Quando Mark Cuban e Elon Musk entram em conflito na área da saúde: Por que os americanos estão a receber menos do que deveriam

Elon Musk nunca se guarda nada, e a sua recente pergunta no X sobre por que o sistema de saúde dos EUA está financeiramente quebrado provocou uma resposta inesperada, mas reveladora. Mark Cuban, o bilionário empreendedor conhecido por cortar a conversa fiada corporativa, não apenas respondeu—ele expôs o que vê como sete falhas fundamentais na forma como a máquina de saúde americana realmente funciona. A troca destaca uma frustração crescente: os americanos pagam preços elevados, mas recebem um valor questionável em troca.

A resposta de Cuban vai além de críticas superficiais. Em vez de culpar os políticos, ele identificou as empresas autoaseguradas e as suas relações contratuais com os gestores de benefícios farmacêuticos (PBMs) como o núcleo do problema. Essas combinações, argumenta, criam um sistema onde todos lucram, exceto os pacientes e os empregadores que pagam a conta. A sua análise serve como um alerta para os líderes corporativos sobre como as suas decisões de saúde estão a ser tomadas—muitas vezes sem o seu conhecimento ou controlo.

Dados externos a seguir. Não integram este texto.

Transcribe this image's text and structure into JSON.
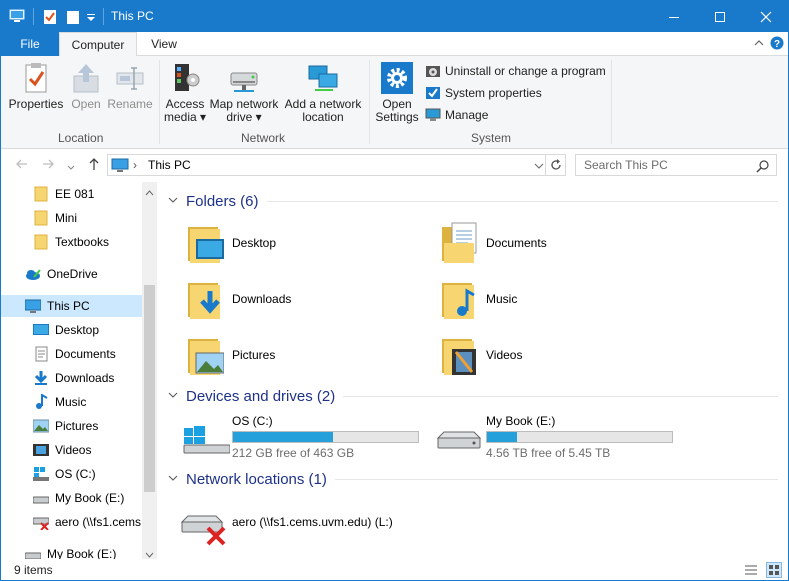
{
  "window": {
    "title": "This PC",
    "controls": {
      "minimize": "—",
      "maximize": "☐",
      "close": "✕"
    }
  },
  "tabs": {
    "file": "File",
    "computer": "Computer",
    "view": "View"
  },
  "ribbon": {
    "location": {
      "label": "Location",
      "properties": "Properties",
      "open": "Open",
      "rename": "Rename"
    },
    "network": {
      "label": "Network",
      "access_media": "Access media",
      "map_drive": "Map network drive",
      "add_location": "Add a network location"
    },
    "system": {
      "label": "System",
      "open_settings": "Open Settings",
      "uninstall": "Uninstall or change a program",
      "system_properties": "System properties",
      "manage": "Manage"
    }
  },
  "address": {
    "path": "This PC",
    "search_placeholder": "Search This PC"
  },
  "nav": {
    "items": [
      {
        "label": "EE 081",
        "icon": "folder-icon"
      },
      {
        "label": "Mini",
        "icon": "folder-icon"
      },
      {
        "label": "Textbooks",
        "icon": "folder-icon"
      },
      {
        "label": "OneDrive",
        "icon": "onedrive-icon"
      },
      {
        "label": "This PC",
        "icon": "computer-icon"
      },
      {
        "label": "Desktop",
        "icon": "desktop-icon"
      },
      {
        "label": "Documents",
        "icon": "documents-icon"
      },
      {
        "label": "Downloads",
        "icon": "downloads-icon"
      },
      {
        "label": "Music",
        "icon": "music-icon"
      },
      {
        "label": "Pictures",
        "icon": "pictures-icon"
      },
      {
        "label": "Videos",
        "icon": "videos-icon"
      },
      {
        "label": "OS (C:)",
        "icon": "windows-drive-icon"
      },
      {
        "label": "My Book (E:)",
        "icon": "drive-icon"
      },
      {
        "label": "aero (\\\\fs1.cems.uvm.edu) (L:)",
        "icon": "disconnected-drive-icon"
      },
      {
        "label": "My Book (E:)",
        "icon": "drive-icon"
      }
    ]
  },
  "content": {
    "folders_header": "Folders (6)",
    "folders": [
      {
        "label": "Desktop",
        "icon": "desktop-folder-icon"
      },
      {
        "label": "Documents",
        "icon": "documents-folder-icon"
      },
      {
        "label": "Downloads",
        "icon": "downloads-folder-icon"
      },
      {
        "label": "Music",
        "icon": "music-folder-icon"
      },
      {
        "label": "Pictures",
        "icon": "pictures-folder-icon"
      },
      {
        "label": "Videos",
        "icon": "videos-folder-icon"
      }
    ],
    "drives_header": "Devices and drives (2)",
    "drives": [
      {
        "label": "OS (C:)",
        "free": "212 GB free of 463 GB",
        "used_fraction": 0.54
      },
      {
        "label": "My Book (E:)",
        "free": "4.56 TB free of 5.45 TB",
        "used_fraction": 0.16
      }
    ],
    "network_header": "Network locations (1)",
    "network": [
      {
        "label": "aero (\\\\fs1.cems.uvm.edu) (L:)"
      }
    ]
  },
  "status": {
    "items": "9 items"
  },
  "colors": {
    "accent": "#1979ca",
    "drive_bar": "#26a0da",
    "section_text": "#1e3287",
    "selected": "#cce8ff"
  }
}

Acusação de Sete Pontos de Mark Cuban: O que Está Realmente Errado

1. Os Seus Dados Não São Seus

Quando as empresas fazem parcerias com grandes PBMs, elas perdem o acesso aos seus próprios dados de reclamações. Sem visibilidade para onde o dinheiro realmente está a fluir, perdem toda a capacidade de negociação. É como pagar por algo e não poder ver o recibo.

2. Alguém Decide os Medicamentos dos Seus Empregados

Os PBMs controlam quais medicamentos os empregados podem aceder—não as empresas que os pagam. Isto cria incentivos perversos, onde medicamentos caros são priorizados em relação a alternativas mais baratas e igualmente eficazes. Os resultados dos pacientes ficam em segundo plano face às margens de lucro.

3. A Ilusão do “Medicamento Especializado”

Cuban destacou uma das maiores fraudes do setor de saúde: medicamentos rotulados como “especializados”, apesar de serem idênticos às alternativas padrão, com preços multiplicados pelo seu valor real. Os PBMs aumentam o preço, os empregadores pagam o prémio, e os pacientes sofrem.

4. Os Empregados Mais Doentes Carregam o Peso Mais Pesado

As estruturas de reembolso são desenhadas para que os trabalhadores mais velhos e doentes acabem com os custos mais altos—dedutíveis maiores, co-pagamentos maiores, e resultados de saúde previsivelmente piores. O sistema penaliza quem mais precisa dele.

5. As Farmácias Independentes Estão a Ser Eliminadas

Os contratos com PBMs reembolsam as farmácias independentes abaixo dos seus custos operacionais, forçando o encerramento. Com menos concorrentes, os preços sobem e o acesso diminui para os consumidores que precisam de opções acessíveis e locais.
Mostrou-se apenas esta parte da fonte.